Murray's final, and remarkably wet, conclusion is that the answer to all of this is that the new upper class should stop being non-judgemental and should `preach what they practice'. Then the rest of America will presumably buck up its ideas and see that they have not been applying themselves properly to the task in hand, which is to sustain the American project. Oh, but ... the new lower class won't be able to heed this message, even if it is preached because (remember?) they are genetically different from other classes: they are doomed to have insufficiently high IQs to be able to join in, after all.
Am I mistaken, or is Murray's suggestion - that being in a particular social class is a genetic condition - not only biologically illiterate but also deeply insulting to the American dream?

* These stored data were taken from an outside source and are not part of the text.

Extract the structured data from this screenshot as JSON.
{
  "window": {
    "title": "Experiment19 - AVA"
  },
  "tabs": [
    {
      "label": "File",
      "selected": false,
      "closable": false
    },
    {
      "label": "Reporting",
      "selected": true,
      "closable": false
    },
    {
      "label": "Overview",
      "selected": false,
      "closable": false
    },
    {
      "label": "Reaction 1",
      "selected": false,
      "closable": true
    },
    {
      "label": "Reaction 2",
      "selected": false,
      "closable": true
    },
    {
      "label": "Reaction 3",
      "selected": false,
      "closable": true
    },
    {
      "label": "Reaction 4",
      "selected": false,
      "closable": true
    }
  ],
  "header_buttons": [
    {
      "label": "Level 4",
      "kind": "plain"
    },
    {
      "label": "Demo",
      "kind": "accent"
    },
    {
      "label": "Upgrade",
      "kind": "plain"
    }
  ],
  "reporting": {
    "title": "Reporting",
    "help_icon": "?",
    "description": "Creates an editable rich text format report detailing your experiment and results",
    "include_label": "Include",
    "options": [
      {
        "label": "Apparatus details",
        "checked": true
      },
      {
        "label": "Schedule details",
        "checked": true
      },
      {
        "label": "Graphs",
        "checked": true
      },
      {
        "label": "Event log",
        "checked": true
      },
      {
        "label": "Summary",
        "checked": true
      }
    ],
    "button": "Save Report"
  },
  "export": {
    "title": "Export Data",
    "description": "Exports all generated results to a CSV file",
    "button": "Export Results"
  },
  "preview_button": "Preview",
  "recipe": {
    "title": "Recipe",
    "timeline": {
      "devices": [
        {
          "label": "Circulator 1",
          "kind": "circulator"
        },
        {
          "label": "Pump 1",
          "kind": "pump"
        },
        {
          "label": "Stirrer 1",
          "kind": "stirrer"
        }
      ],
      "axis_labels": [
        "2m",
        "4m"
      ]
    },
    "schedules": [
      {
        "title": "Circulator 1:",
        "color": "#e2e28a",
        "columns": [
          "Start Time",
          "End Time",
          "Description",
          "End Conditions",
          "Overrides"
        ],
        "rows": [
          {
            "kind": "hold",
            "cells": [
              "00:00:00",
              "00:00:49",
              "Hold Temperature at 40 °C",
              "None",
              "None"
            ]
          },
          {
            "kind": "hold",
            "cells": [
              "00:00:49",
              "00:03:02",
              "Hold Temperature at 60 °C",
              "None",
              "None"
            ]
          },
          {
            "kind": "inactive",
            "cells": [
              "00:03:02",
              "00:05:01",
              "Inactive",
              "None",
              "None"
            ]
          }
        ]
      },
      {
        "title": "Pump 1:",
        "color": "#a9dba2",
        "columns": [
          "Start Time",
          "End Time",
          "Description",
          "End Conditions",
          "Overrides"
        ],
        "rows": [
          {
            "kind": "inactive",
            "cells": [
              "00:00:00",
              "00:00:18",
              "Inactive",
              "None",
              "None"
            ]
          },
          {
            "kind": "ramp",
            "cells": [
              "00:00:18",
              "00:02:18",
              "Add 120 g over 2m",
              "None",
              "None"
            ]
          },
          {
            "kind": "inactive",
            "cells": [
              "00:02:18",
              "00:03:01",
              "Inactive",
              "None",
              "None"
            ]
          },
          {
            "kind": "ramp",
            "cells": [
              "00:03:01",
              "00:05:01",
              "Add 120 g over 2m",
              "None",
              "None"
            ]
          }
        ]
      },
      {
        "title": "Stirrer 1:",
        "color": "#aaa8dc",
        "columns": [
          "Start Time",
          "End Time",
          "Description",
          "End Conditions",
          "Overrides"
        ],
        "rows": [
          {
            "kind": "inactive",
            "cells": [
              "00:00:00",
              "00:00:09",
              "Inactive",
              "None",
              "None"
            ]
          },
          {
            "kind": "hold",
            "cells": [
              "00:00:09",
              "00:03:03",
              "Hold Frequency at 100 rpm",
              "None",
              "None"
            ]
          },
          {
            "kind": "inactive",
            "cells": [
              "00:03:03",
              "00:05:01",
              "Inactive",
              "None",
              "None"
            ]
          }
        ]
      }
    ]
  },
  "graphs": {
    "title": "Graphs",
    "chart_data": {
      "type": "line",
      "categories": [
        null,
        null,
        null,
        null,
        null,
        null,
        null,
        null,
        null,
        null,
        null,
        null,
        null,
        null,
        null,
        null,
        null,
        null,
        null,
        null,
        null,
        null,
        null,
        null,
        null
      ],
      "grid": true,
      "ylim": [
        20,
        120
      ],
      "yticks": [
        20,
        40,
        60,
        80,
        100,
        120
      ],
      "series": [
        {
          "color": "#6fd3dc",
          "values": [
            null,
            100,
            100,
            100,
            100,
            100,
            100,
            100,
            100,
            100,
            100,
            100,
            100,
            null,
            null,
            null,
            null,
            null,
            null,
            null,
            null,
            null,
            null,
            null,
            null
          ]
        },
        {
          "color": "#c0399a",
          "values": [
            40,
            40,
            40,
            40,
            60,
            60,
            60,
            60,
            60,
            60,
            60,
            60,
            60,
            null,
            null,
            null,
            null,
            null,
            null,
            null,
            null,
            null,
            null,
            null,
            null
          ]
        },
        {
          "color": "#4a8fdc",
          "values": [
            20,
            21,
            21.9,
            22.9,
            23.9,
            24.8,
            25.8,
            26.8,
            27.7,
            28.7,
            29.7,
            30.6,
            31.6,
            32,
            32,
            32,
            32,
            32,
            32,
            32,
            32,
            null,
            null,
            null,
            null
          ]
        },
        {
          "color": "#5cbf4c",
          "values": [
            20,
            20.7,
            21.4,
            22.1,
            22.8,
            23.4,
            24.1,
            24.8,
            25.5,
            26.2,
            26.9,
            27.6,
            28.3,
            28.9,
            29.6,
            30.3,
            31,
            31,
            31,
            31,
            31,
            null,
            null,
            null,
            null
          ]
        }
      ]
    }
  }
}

What happened to the inspirational idea that any citizen could rise from the humblest of backgrounds to the highest positions in the land?
Murray's version of libertarianism sounds to me like the worst kind of elitism combined with more than a hint of fascism: he argues that the American elite have been unmanned by political correctness and are afraid to proclaim their allegiance to the Founding Virtues, while the new lower class are locked into a spiral of decline by their genetic makeup, and may yet sabotage the American Project. Pass me the sick bag.